S’appuyant sur la chaîne Telegram officielle de la banque centrale, TASS a indiqué que les achats de cryptomonnaies par les particuliers sont plafonnés à 300,000 roubles ($3,632) par an. La réglementation autorise également le trading d’autres grandes cryptomonnaies, y compris le stablecoin USDT de Tether, pour les investisseurs particuliers.
« Selon la loi, la sélection des cryptomonnaies tient compte de leur capitalisation boursière, de leur volume moyen quotidien d’échanges et de leur historique de prix en devises, lequel doit couvrir au moins cinq ans pour chaque actif », a rapporté TASS en citant la chaîne Telegram de la Banque de Russie.
Les investisseurs qualifiés auront accès à une liste plus large d’actifs numériques et ne seront soumis à aucune limite de volume de trading, comme l’a indiqué un rapport publié plus tôt ce mois-ci.
Ce plafond pour les particuliers reflète la prudence de longue date de la banque centrale à l’égard des cryptomonnaies. La Banque de Russie avait proposé en janvier 2022 une interdiction totale du trading et du minage de cryptomonnaies, invoquant des risques pour la stabilité financière. Le nouveau cadre canalise désormais l’activité des particuliers vers des plateformes réglementées dans le cadre d’un régime juridique expérimental, permettant une supervision tout en limitant l’exposition individuelle.
Cette annonce intervient dans un contexte d’efforts accélérés de la Russie pour réglementer son secteur des cryptomonnaies. Le président Vladimir Putin a récemment signé une loi visant à encadrer les monnaies numériques et les droits numériques dans le pays. Les régulateurs russes, les législateurs et la banque centrale travaillent depuis des années à clarifier le statut juridique des actifs numériques.
Putin a déjà évoqué les avantages du Bitcoin et mis en avant les atouts de la Russie en matière de minage de cryptomonnaies.
Cependant, l’utilisation des cryptomonnaies comme moyen de paiement pour des biens et services en Russie reste interdite. Cette interdiction est en vigueur depuis des années, malgré les propos apparemment favorables de Putin à l’égard du Bitcoin.

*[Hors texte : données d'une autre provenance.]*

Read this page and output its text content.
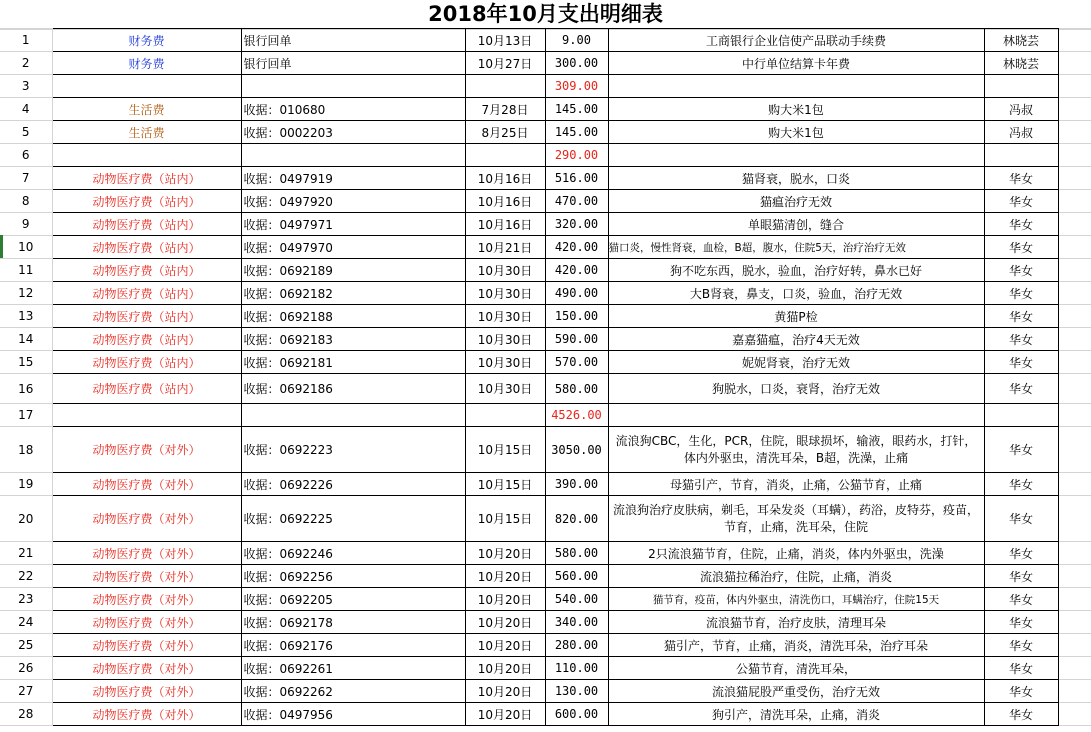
2018年10月支出明细表
1	财务费	银行回单	10月13日	9.00	工商银行企业信使产品联动手续费	林晓芸	
2	财务费	银行回单	10月27日	300.00	中行单位结算卡年费	林晓芸	
3				309.00			
4	生活费	收据：010680	7月28日	145.00	购大米1包	冯叔	
5	生活费	收据：0002203	8月25日	145.00	购大米1包	冯叔	
6				290.00			
7	动物医疗费（站内）	收据：0497919	10月16日	516.00	猫肾衰，脱水，口炎	华女	
8	动物医疗费（站内）	收据：0497920	10月16日	470.00	猫瘟治疗无效	华女	
9	动物医疗费（站内）	收据：0497971	10月16日	320.00	单眼猫清创，缝合	华女	
10	动物医疗费（站内）	收据：0497970	10月21日	420.00	猫口炎，慢性肾衰，血检，B超，腹水，住院5天，治疗治疗无效	华女	
11	动物医疗费（站内）	收据：0692189	10月30日	420.00	狗不吃东西，脱水，验血，治疗好转，鼻水已好	华女	
12	动物医疗费（站内）	收据：0692182	10月30日	490.00	大B肾衰，鼻支，口炎，验血，治疗无效	华女	
13	动物医疗费（站内）	收据：0692188	10月30日	150.00	黄猫P检	华女	
14	动物医疗费（站内）	收据：0692183	10月30日	590.00	嘉嘉猫瘟，治疗4天无效	华女	
15	动物医疗费（站内）	收据：0692181	10月30日	570.00	妮妮肾衰，治疗无效	华女	
16	动物医疗费（站内）	收据：0692186	10月30日	580.00	狗脱水，口炎，衰肾，治疗无效	华女	
17				4526.00			
18	动物医疗费（对外）	收据：0692223	10月15日	3050.00	流浪狗CBC，生化，PCR，住院，眼球损坏，输液，眼药水，打针，体内外驱虫，清洗耳朵，B超，洗澡，止痛	华女	
19	动物医疗费（对外）	收据：0692226	10月15日	390.00	母猫引产，节育，消炎，止痛，公猫节育，止痛	华女	
20	动物医疗费（对外）	收据：0692225	10月15日	820.00	流浪狗治疗皮肤病，剃毛，耳朵发炎（耳螨），药浴，皮特芬，疫苗，节育，止痛，洗耳朵，住院	华女	
21	动物医疗费（对外）	收据：0692246	10月20日	580.00	2只流浪猫节育，住院，止痛，消炎，体内外驱虫，洗澡	华女	
22	动物医疗费（对外）	收据：0692256	10月20日	560.00	流浪猫拉稀治疗，住院，止痛，消炎	华女	
23	动物医疗费（对外）	收据：0692205	10月20日	540.00	猫节育，疫苗，体内外驱虫，清洗伤口，耳螨治疗，住院15天	华女	
24	动物医疗费（对外）	收据：0692178	10月20日	340.00	流浪猫节育，治疗皮肤，清理耳朵	华女	
25	动物医疗费（对外）	收据：0692176	10月20日	280.00	猫引产，节育，止痛，消炎，清洗耳朵，治疗耳朵	华女	
26	动物医疗费（对外）	收据：0692261	10月20日	110.00	公猫节育，清洗耳朵，	华女	
27	动物医疗费（对外）	收据：0692262	10月20日	130.00	流浪猫屁股严重受伤，治疗无效	华女	
28	动物医疗费（对外）	收据：0497956	10月20日	600.00	狗引产，清洗耳朵，止痛，消炎	华女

Les législateurs russes ont prévu une exception pour les paiements internationaux, largement perçue comme un moyen de contourner les sanctions occidentales. Les États-Unis et les gouvernements européens ont coupé l’accès de la Russie au système de paiements international SWIFT à la suite de l’invasion de l’Ukraine en 2022. Depuis lors, des entreprises russes utilisent le Bitcoin pour contourner ces restrictions, selon des déclarations du ministre des Finances du pays, a rapporté Reuters. Cette approche à deux niveaux — autoriser le trading réglementé des investissements au niveau national tout en permettant l’usage des cryptomonnaies pour le règlement transfrontalier — place la Russie aux côtés de juridictions telles que les Émirats arabes unis et Hong Kong dans la mise en place de cadres structurés pour le commerce des actifs numériques sous supervision de l’État.